Je ne dis pas qu’entendre Jamie XX jouer un morceau de Rose Royce soit un cri de ralliement en faveur d’un hypothétique Printemps Européen, mais ce fait suggère que nous cherchons surtout à dissoudre nos problèmes dans le stupre et l’alcool de malt plutôt que de nous appesantir dans l’espoir béat et la paralysie provoquée par l’herbe de mauvaise qualité – voir : le trip-hop et la fin des années 1990 en général. En fait, en écoutant SpaceGhostPurpp ou Denzel Curry, je me dis que sans faire exprès, nous avons réussi à renvoyer notre paranoïa de junkies européens en direction des États-Unis, sans doute pour les accuser de nous avoir filé leur manifeste de merde « faites la fête tous les jours ! » – cf : Black Eyed Peas, Rihanna, etc – chaque jour de ces vingt dernières années.

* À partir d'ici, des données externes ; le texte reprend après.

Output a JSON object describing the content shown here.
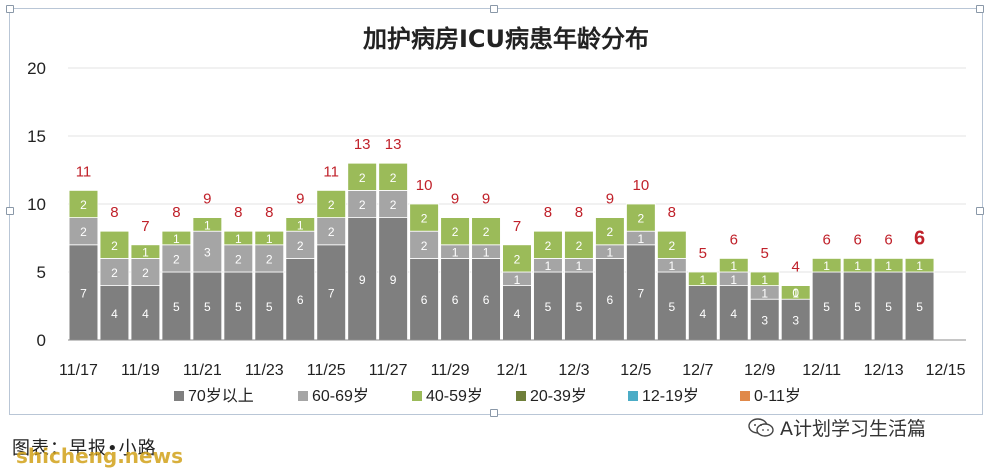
{
  "chart_data": {
    "type": "bar",
    "stacked": true,
    "title": "加护病房ICU病患年龄分布",
    "categories": [
      "11/17",
      "11/18",
      "11/19",
      "11/20",
      "11/21",
      "11/22",
      "11/23",
      "11/24",
      "11/25",
      "11/26",
      "11/27",
      "11/28",
      "11/29",
      "11/30",
      "12/1",
      "12/2",
      "12/3",
      "12/4",
      "12/5",
      "12/6",
      "12/7",
      "12/8",
      "12/9",
      "12/10",
      "12/11",
      "12/12",
      "12/13",
      "12/14",
      "12/15"
    ],
    "tick_labels": [
      "11/17",
      "11/19",
      "11/21",
      "11/23",
      "11/25",
      "11/27",
      "11/29",
      "12/1",
      "12/3",
      "12/5",
      "12/7",
      "12/9",
      "12/11",
      "12/13",
      "12/15"
    ],
    "totals": [
      "11",
      "8",
      "7",
      "8",
      "9",
      "8",
      "8",
      "9",
      "11",
      "13",
      "13",
      "10",
      "9",
      "9",
      "7",
      "8",
      "8",
      "9",
      "10",
      "8",
      "5",
      "6",
      "5",
      "4",
      "6",
      "6",
      "6",
      "6",
      ""
    ],
    "series": [
      {
        "name": "70岁以上",
        "color": "#7f7f7f",
        "values": [
          7,
          4,
          4,
          5,
          5,
          5,
          5,
          6,
          7,
          9,
          9,
          6,
          6,
          6,
          4,
          5,
          5,
          6,
          7,
          5,
          4,
          4,
          3,
          3,
          5,
          5,
          5,
          5,
          null
        ]
      },
      {
        "name": "60-69岁",
        "color": "#a5a5a5",
        "values": [
          2,
          2,
          2,
          2,
          3,
          2,
          2,
          2,
          2,
          2,
          2,
          2,
          1,
          1,
          1,
          1,
          1,
          1,
          1,
          1,
          0,
          1,
          1,
          0,
          0,
          0,
          0,
          0,
          null
        ]
      },
      {
        "name": "40-59岁",
        "color": "#9bbb59",
        "values": [
          2,
          2,
          1,
          1,
          1,
          1,
          1,
          1,
          2,
          2,
          2,
          2,
          2,
          2,
          2,
          2,
          2,
          2,
          2,
          2,
          1,
          1,
          1,
          1,
          1,
          1,
          1,
          1,
          null
        ]
      },
      {
        "name": "20-39岁",
        "color": "#6f7f3a",
        "values": [
          0,
          0,
          0,
          0,
          0,
          0,
          0,
          0,
          0,
          0,
          0,
          0,
          0,
          0,
          0,
          0,
          0,
          0,
          0,
          0,
          0,
          0,
          0,
          0,
          0,
          0,
          0,
          0,
          null
        ]
      },
      {
        "name": "12-19岁",
        "color": "#4bacc6",
        "values": [
          0,
          0,
          0,
          0,
          0,
          0,
          0,
          0,
          0,
          0,
          0,
          0,
          0,
          0,
          0,
          0,
          0,
          0,
          0,
          0,
          0,
          0,
          0,
          0,
          0,
          0,
          0,
          0,
          null
        ]
      },
      {
        "name": "0-11岁",
        "color": "#e0894a",
        "values": [
          0,
          0,
          0,
          0,
          0,
          0,
          0,
          0,
          0,
          0,
          0,
          0,
          0,
          0,
          0,
          0,
          0,
          0,
          0,
          0,
          0,
          0,
          0,
          0,
          0,
          0,
          0,
          0,
          null
        ]
      }
    ],
    "ylim": [
      0,
      20
    ],
    "yticks": [
      "0",
      "5",
      "10",
      "15",
      "20"
    ],
    "grid": true,
    "legend": "bottom",
    "total_color": "#c0212a",
    "last_total_emphasis": true
  },
  "footer": {
    "credit": "图表：早报•小路",
    "watermark": "shicheng.news",
    "wechat_name": "A计划学习生活篇"
  }
}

Alors que l’art politique continuera de jouer son rôle dans la société des plus de 40 ans (voir l’expo actuelle à propos des travaux « politiques » de Keith Haring au Musée d’Art Moderne de Paris), les jeunes n’ont plus tellement envie d’écouter de la dance music maximale pour futurs juristes, ni du bro-step pour buveurs d’energy drink. Au lieu de devoir contempler notre misère ou de se bastonner la tronche avec Boys Noize, pourquoi ne pas écouter de la musique lente qui donne envie d’avoir des poils ? C’est logique que les gens, lorsqu’ils souffrent ensemble, décident de gentiment s’humilier dans la fête, ensemble.